No-Sew Version: simply iron the rough edges back to create faux hems, then use stitch witchery to fuse the two pieces of fabric together.

Wednesday, November 14, 2012

Eat: Roasted Acorn Squash...a Matthew Ritter production

The world is comprised of those who like to cook and those who do not. Of the former, the divide continues further with recipe people and non-recipe people. I fall into the first camp. Matthew falls into the second. I want/need to know exactly how much of exactly what to add exactly when. Matt, on the other hand, is a freewheeling MacGyver in the kitchen. This is the man who added coffee--coffee--to a pot of chili! Grape jelly in stir fry! Soda in barbecue sauce! And do you know what? It works deliciously every time. He is a nice yin to my culinary yang.

All that is to say that this recipe for Stuffed Roasted Acorn Squash is a Matthew Ritter original. The dish is a great combination of fancy presentation and comfort food taste. The ready-made bowls present prettily with their scalloped edges and orange flesh. The acorn squash itself has a smooth texture and subtle nutty flavor. Both of these characteristics areamplified by a filling of walnuts and couscous. Then every few bites you get the unexpected yet complementary tart kick of cranberry. A wonderful mix!

On an unrelated note, I would like to add that I have been very busy lately crafting it up like you wouldn't believe. However, all of my recent projects have been Christmas-themed and I'm afraid that it is just too early to start posting it. The retailers of America would disagree. So get ready for a flurry of fun posts in a few weeks!

Stuffed Roasted Acorn Squash

2 acorn squash
2 tablespoons olive oil
1/2 teaspoon dried sage
2 garlic cloves
2 shallots
3/4 cup water
1/4 cup ginger ale
2/3 cup couscous
1/2 cup walnuts, chopped
1/4-1/3 cup dried cranberries

Begin by cutting the squash in half horizontally and removing the seeds and stems. Pour a small amount of water into a shallow baking pan, just enough to line the bottom. Then place each squash half (cut-side down) into the pan. Roast for 40-45 minutes at 355°F.

Towards the end of roasting time, you should prepare the stuffing. Heat the olive oil in a medium size saucepan and add your sage, garlic, and shallots. After a few minutes, pour in the water and ginger ale. Once boiling, stir in the couscous and remove the pan from heat. The couscous should absorb all liquid. If not, heat additionally as needed. Lastly, stir in the walnuts and dried cranberries

After the squash are roasted, plate each half and fill with stuffing.


Want another great fall-time recipe? This week I made Pumpkin Spiced French Toast.

Friday, November 02, 2012

Make: All-in-One Planner (free printable!)

In the Ritter house, we like to joke that I am the social gatekeeper.
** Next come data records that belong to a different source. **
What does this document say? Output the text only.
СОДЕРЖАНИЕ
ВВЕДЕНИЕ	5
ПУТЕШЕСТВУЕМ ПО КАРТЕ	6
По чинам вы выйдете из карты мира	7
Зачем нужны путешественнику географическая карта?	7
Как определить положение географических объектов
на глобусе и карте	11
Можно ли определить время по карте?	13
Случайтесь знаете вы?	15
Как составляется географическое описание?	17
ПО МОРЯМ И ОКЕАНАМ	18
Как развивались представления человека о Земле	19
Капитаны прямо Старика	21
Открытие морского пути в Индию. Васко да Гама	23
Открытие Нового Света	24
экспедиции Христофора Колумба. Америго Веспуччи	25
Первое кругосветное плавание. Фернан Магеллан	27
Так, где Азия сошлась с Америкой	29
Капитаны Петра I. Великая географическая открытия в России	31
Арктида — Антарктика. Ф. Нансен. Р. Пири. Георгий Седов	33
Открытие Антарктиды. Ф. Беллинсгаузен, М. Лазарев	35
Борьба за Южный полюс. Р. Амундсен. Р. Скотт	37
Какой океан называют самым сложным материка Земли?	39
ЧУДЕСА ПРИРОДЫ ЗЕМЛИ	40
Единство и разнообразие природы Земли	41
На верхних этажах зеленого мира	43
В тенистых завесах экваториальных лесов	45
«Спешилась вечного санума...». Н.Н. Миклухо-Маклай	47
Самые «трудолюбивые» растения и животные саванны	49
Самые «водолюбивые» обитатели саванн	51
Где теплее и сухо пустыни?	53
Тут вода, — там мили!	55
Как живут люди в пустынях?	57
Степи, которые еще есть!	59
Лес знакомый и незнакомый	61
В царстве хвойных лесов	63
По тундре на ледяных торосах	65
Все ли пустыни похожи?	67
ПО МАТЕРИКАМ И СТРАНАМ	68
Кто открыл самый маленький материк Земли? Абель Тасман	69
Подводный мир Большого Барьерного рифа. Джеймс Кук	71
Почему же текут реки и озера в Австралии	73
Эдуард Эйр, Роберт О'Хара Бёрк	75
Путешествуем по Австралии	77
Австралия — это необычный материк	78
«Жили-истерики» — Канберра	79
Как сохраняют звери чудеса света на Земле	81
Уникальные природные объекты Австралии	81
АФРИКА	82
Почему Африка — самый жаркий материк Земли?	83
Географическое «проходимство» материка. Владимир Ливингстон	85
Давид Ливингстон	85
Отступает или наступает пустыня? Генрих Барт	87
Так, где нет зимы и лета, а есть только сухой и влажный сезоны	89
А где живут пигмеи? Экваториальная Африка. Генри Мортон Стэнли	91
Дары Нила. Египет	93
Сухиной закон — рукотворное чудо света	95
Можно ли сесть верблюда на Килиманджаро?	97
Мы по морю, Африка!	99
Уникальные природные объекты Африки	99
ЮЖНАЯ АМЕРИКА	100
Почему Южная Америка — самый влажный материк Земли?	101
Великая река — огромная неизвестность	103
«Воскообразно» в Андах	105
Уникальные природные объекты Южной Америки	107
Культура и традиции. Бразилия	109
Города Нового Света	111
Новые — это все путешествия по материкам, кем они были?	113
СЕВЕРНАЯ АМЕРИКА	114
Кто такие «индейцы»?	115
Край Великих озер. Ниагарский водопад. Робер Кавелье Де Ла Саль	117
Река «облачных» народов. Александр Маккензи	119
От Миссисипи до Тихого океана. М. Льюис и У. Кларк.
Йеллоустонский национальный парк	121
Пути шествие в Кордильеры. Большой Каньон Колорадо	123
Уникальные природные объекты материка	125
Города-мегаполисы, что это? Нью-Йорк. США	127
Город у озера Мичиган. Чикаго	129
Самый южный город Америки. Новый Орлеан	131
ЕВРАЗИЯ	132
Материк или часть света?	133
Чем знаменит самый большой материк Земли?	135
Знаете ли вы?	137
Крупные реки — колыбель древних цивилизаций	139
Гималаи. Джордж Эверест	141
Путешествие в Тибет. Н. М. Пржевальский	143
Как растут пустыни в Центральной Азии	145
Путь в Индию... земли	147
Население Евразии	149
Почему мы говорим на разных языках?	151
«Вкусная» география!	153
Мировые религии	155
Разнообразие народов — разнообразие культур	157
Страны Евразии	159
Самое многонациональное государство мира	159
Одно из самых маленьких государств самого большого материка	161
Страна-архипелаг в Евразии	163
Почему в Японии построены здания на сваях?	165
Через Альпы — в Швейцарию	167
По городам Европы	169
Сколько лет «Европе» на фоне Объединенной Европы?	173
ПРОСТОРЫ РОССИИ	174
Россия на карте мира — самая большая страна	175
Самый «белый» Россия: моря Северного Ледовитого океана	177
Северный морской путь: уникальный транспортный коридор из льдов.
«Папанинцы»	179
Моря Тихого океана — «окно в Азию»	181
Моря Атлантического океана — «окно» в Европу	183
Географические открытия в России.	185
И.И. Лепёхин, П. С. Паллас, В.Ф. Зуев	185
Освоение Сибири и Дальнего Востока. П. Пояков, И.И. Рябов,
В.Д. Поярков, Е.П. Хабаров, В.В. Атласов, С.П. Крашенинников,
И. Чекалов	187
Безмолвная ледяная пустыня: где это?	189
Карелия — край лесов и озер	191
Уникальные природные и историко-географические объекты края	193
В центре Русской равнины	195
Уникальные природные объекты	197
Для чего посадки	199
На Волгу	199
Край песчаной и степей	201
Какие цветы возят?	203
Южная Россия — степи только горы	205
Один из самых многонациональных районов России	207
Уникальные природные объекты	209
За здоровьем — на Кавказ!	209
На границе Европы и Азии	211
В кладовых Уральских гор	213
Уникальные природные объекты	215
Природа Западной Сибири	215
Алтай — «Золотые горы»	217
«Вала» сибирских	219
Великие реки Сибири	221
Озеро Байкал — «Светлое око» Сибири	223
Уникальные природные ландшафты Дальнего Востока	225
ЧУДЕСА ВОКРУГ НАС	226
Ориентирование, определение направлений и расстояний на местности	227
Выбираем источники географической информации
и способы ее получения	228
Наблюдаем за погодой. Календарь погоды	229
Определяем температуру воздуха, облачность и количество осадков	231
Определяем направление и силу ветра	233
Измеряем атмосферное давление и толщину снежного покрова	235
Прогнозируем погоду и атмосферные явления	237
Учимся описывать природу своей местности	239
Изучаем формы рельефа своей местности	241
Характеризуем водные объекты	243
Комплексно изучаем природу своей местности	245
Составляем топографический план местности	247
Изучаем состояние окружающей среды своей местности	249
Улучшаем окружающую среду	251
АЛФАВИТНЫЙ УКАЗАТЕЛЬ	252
If you want to know when we are free for dinner, what date that appointment is scheduled, or when the parking pass was last paid, you best come to me first. My little datebook is never too far from me. Actually I have two datebooks. Crazy, I know. One is very small and fits in my equally small purse  and the other is large so I can write notes while appreciating alternating pages of fine art prints. But I digress.

Gradually, it became clear that we needed some way for all relevant household parties to know what the coming week had in store, not just me.
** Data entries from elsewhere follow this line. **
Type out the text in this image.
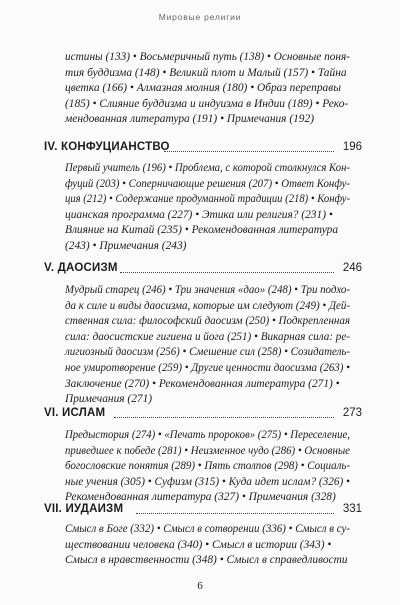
Мировые религии
истины (133) • Восьмеричный путь (138) • Основные поня-
тия буддизма (148) • Великий плот и Малый (157) • Тайна
цветка (166) • Алмазная молния (180) • Образ переправы
(185) • Слияние буддизма и индуизма в Индии (189) • Реко-
мендованная литература (191) • Примечания (192)
IV. КОНФУЦИАНСТВО	196
Первый учитель (196) • Проблема, с которой столкнулся Кон-
фуций (203) • Соперничающие решения (207) • Ответ Конфу-
ция (212) • Содержание продуманной традиции (218) • Конфу-
цианская программа (227) • Этика или религия? (231) •
Влияние на Китай (235) • Рекомендованная литература
(243) • Примечания (243)
V. ДАОСИЗМ	246
Мудрый старец (246) • Три значения «дао» (248) • Три подхо-
да к силе и виды даосизма, которые им следуют (249) • Дей-
ственная сила: философский даосизм (250) • Подкрепленная
сила: даосистские гигиена и йога (251) • Викарная сила: ре-
лигиозный даосизм (256) • Смешение сил (258) • Созидатель-
ное умиротворение (259) • Другие ценности даосизма (263) •
Заключение (270) • Рекомендованная литература (271) •
Примечания (271)
VI. ИСЛАМ	273
Предыстория (274) • «Печать пророков» (275) • Переселение,
приведшее к победе (281) • Неизменное чудо (286) • Основные
богословские понятия (289) • Пять столпов (298) • Социаль-
ные учения (305) • Суфизм (315) • Куда идет ислам? (326) •
Рекомендованная литература (327) • Примечания (328)
VII. ИУДАИЗМ	331
Смысл в Боге (332) • Смысл в сотворении (336) • Смысл в су-
ществовании человека (340) • Смысл в истории (343) •
Смысл в нравственности (348) • Смысл в справедливости
6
I was simultaneously growing tired of drafting several partial-grocery lists on random slips of paper, just to be lost somewhere in the ether. Or worse, I would run out of garlic and make a "mental note" which is the equivalent of deciding I shall never again use garlic.

Plus I needed a convenient (and noticeable) spot to remind myself of things like "call so and so about such and such" or "take salsa to work party Friday!".
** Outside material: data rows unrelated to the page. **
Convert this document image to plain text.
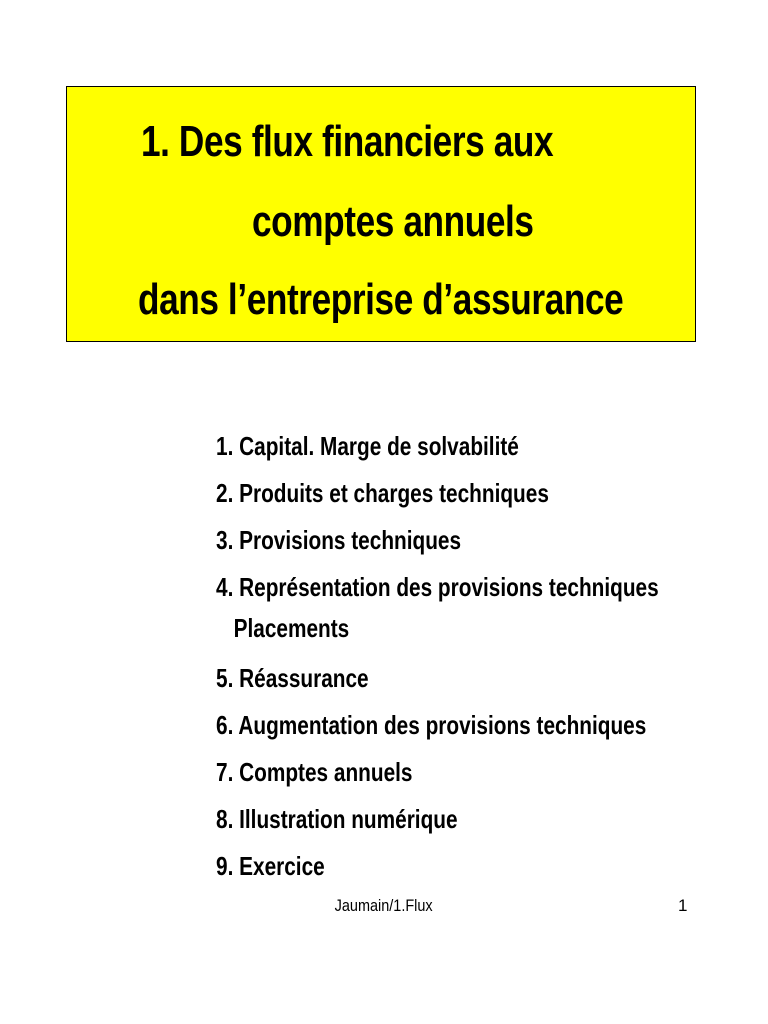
1. Des flux financiers aux
comptes annuels
dans l’entreprise d’assurance
1. Capital. Marge de solvabilité
2. Produits et charges techniques
3. Provisions techniques
4. Représentation des provisions techniques
Placements
5. Réassurance
6. Augmentation des provisions techniques
7. Comptes annuels
8. Illustration numérique
9. Exercice
Jaumain/1.Flux	1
I love browsing all of the organizational print-outs, binders, and such on lady-blogs. However, I am not a homeschooling mother of three who needs so much elaborate stuff. Thus I grabbed the bull by the horns and made my own handy dandy planner for my refrigerator. It is streamlined, simple, and small. I laminated it, attached a small dry-erase marker, and then added magnets on the back.

I've been using it for several months and quite like it. So much so, that I figured I might as well share it! Feel free to print it for private use. If you don't have access to a laminator, you can buy laminate pockets at most office supply stores. I hope you find this helpful!